"Nachhaltigkeit ist ein strategisches Thema in der TK"
Interview aus Bayern
Dr. Sarah Elena Windolph-Lübben leitet das Nachhaltigkeitsmanagement der TK. Im Interview erläutert sie, welche Ziele die TK beim Klimaschutz verfolgt, welche Möglichkeiten und Herausforderungen das Thema Nachhaltigkeit bietet und wie sie persönlich damit umgeht.
TK: Was bedeutet Nachhaltigkeit aus Sicht der TK?
Dr. Sarah Elena Windolph-Lübben: Nachhaltigkeit ist für uns die Balance aus ökologischen, sozialen und ökonomischen Aspekten.

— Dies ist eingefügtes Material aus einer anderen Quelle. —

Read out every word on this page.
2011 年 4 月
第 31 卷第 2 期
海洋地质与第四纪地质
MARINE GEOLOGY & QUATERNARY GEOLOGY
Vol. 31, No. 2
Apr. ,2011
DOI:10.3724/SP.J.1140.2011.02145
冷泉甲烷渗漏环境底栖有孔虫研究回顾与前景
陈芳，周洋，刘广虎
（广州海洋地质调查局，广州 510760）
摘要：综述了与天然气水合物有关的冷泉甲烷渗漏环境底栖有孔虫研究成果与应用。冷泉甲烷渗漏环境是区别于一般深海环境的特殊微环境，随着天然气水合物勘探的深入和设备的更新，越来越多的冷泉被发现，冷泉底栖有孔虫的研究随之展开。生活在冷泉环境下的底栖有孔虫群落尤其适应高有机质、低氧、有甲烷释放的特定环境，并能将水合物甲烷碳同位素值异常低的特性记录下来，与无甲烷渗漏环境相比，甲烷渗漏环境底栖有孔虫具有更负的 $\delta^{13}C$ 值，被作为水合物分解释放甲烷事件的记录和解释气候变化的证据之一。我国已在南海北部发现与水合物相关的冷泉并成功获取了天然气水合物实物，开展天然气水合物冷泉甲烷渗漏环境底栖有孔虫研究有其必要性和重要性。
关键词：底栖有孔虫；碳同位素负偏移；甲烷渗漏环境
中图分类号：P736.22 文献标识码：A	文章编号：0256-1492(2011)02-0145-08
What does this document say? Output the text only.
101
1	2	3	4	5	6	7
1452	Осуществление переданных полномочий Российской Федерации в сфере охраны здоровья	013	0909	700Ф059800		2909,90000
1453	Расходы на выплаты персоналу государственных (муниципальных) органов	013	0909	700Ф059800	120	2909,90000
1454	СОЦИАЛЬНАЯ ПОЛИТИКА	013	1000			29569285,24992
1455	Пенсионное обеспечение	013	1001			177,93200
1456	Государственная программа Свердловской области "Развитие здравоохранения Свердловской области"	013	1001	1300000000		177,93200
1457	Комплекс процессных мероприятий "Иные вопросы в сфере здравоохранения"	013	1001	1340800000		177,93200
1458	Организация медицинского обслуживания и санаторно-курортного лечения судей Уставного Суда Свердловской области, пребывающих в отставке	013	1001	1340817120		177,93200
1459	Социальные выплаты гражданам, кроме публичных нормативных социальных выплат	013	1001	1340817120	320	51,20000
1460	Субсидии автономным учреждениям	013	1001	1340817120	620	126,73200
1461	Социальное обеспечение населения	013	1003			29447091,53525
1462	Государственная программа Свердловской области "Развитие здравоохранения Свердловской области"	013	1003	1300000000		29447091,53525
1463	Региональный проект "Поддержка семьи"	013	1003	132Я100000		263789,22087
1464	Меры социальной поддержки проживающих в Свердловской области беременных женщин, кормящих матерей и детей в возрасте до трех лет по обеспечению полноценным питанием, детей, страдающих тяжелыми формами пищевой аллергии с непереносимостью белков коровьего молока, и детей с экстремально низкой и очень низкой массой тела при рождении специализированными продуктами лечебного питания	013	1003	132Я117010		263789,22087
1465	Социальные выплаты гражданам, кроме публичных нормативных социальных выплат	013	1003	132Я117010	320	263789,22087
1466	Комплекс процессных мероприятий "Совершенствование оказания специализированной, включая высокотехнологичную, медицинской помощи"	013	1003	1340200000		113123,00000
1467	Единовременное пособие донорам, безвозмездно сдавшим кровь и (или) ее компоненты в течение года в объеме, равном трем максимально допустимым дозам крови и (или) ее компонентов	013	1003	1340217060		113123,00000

In unserer Nachhaltigkeitsstrategie berücksichtigen wir unsere eigene Geschäftstätigkeit als gesetzliche Krankenkasse, aber darüber hinaus auch unsere Rolle als Partner im Gesundheitswesen. Daraus haben wir vier Handlungsfelder abgeleitet, das sind: Klima- und Umweltschutz in der TK, Nachhaltigkeit in der Beschaffung, Verantwortung als Arbeitgeber und Nachhaltigkeit in Gesundheitswesen und Gesellschaft. Für die Handlungsfelder haben wir strategische Ziele abgeleitet.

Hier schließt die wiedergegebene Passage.